Recruitment and Promotion
The Civil Service Code says that civil servants must be appointed on merit on the basis of fair and open competition. This note provides additional practical advice in this area.
The Basic Rules
It is fairly straightforward to arrange a level transfer (i.e. without a significant pay rise) of an official from one job to another. But the need to avoid nepotism and favouritism means that you need to take great care when appointing someone from outside the civil service, or promoting someone from within it. The basic rules for these appointments are as follows.
- All such appointments must be made on the basis of fair and open competition.
- All prospective applicants must be given equal and reasonable access to adequate information about the job and its requirements, and about the selection process.
- All applicants must be considered equally on merit at each stage of the selection process.
- Selection must be based on relevant criteria applied consistently to all the candidates.
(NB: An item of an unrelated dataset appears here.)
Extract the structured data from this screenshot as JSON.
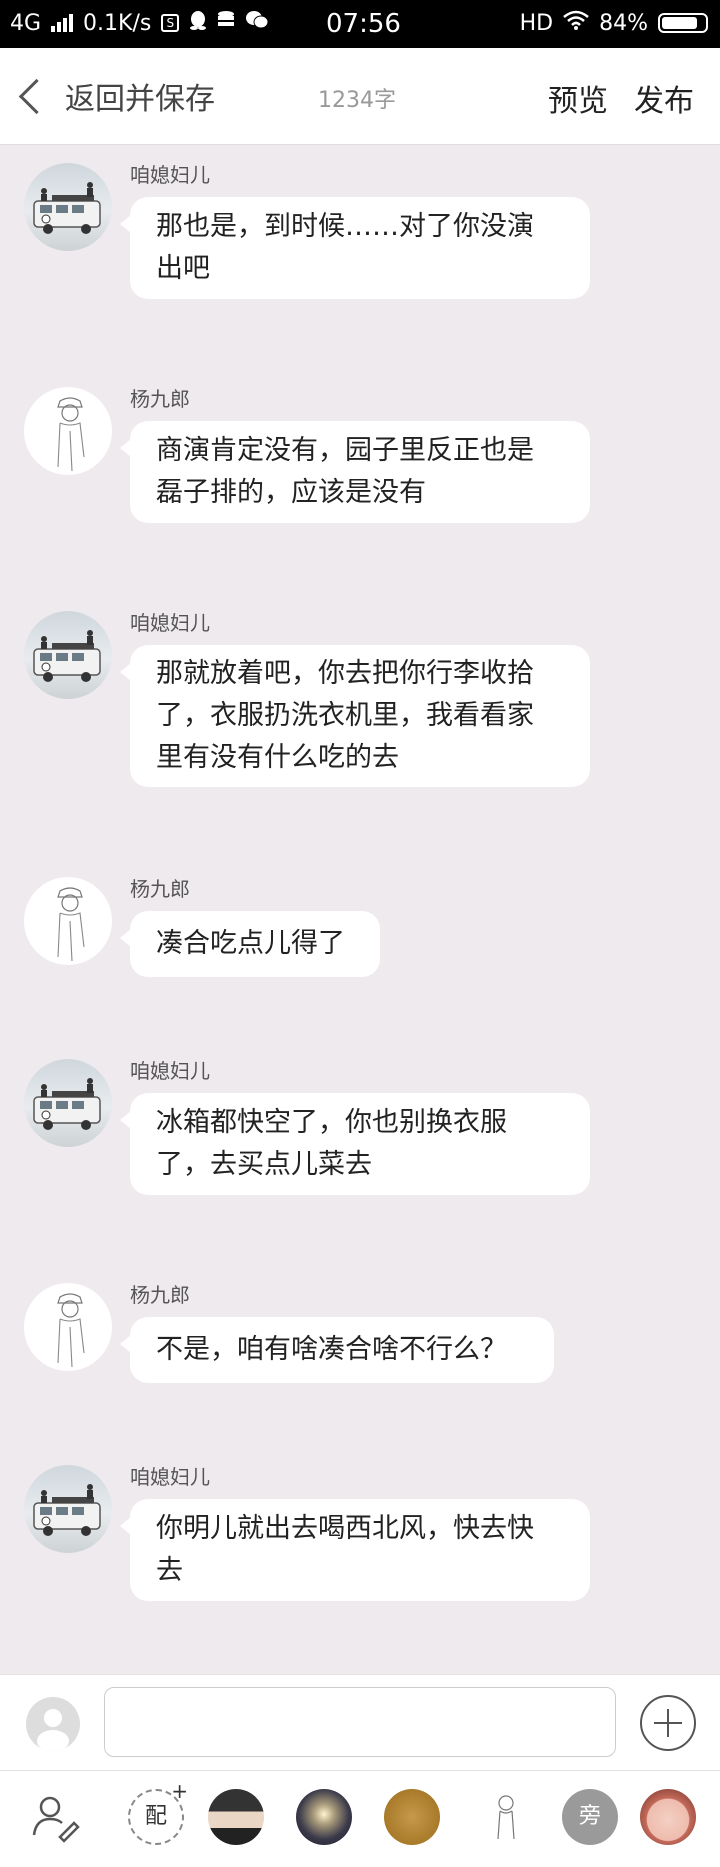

- Selection techniques must be reliable and guard against bias.
You cannot therefore appoint someone to a job without an advertisement and competition, even if you believe them to be ideally or uniquely suitable. There are limited exceptions, such as for temporary appointments and inward secondees, but you should take a close look at the relevant guidance before attempting to make use of such exceptions.
How to Choose the Right Person
This is the most difficult bit, partly because we are often reluctant to spell out exactly what attributes we don't want, as well as what we do want. There is, for instance, plenty of room for shy, retiring, academic individuals in some parts of the civil service, but many Whitehall and other jobs require staff to be friendly, self-starting, clear communicators and so on. These attributes need to be spelt out and appraised, or else you will end up appointing an unemployable genius - great at completing crosswords but quite incapable of making decisions or managing fellow humans with all their faults and frailties.
Some more detailed thoughts are here.
You also need to make it clear if a job is particularly demanding and/or stressful. The civil service is generally large enough to be able to support someone who falls ill, at least for some months, but some of the more senior jobs, or jobs which bring staff into contact with Ministers or difficult members of the public, must be filled by robust characters with strong constitutions. It is most unfair to clients, as well as to appointees, to appoint gentler characters to such demanding positions, for they are bound to fail.
And don’t forget the need for high quality induction to follow any recruitment process. This is too often neglected, especially in the case of senior appointments; this is one of the reasons why I developed this website.
It is particularly important that new entrants to the profession are introduced to the Civil Service Code, and come to understand its importance and implications. There should be no question of local mission statements or departmental core values overriding the provisions of the code.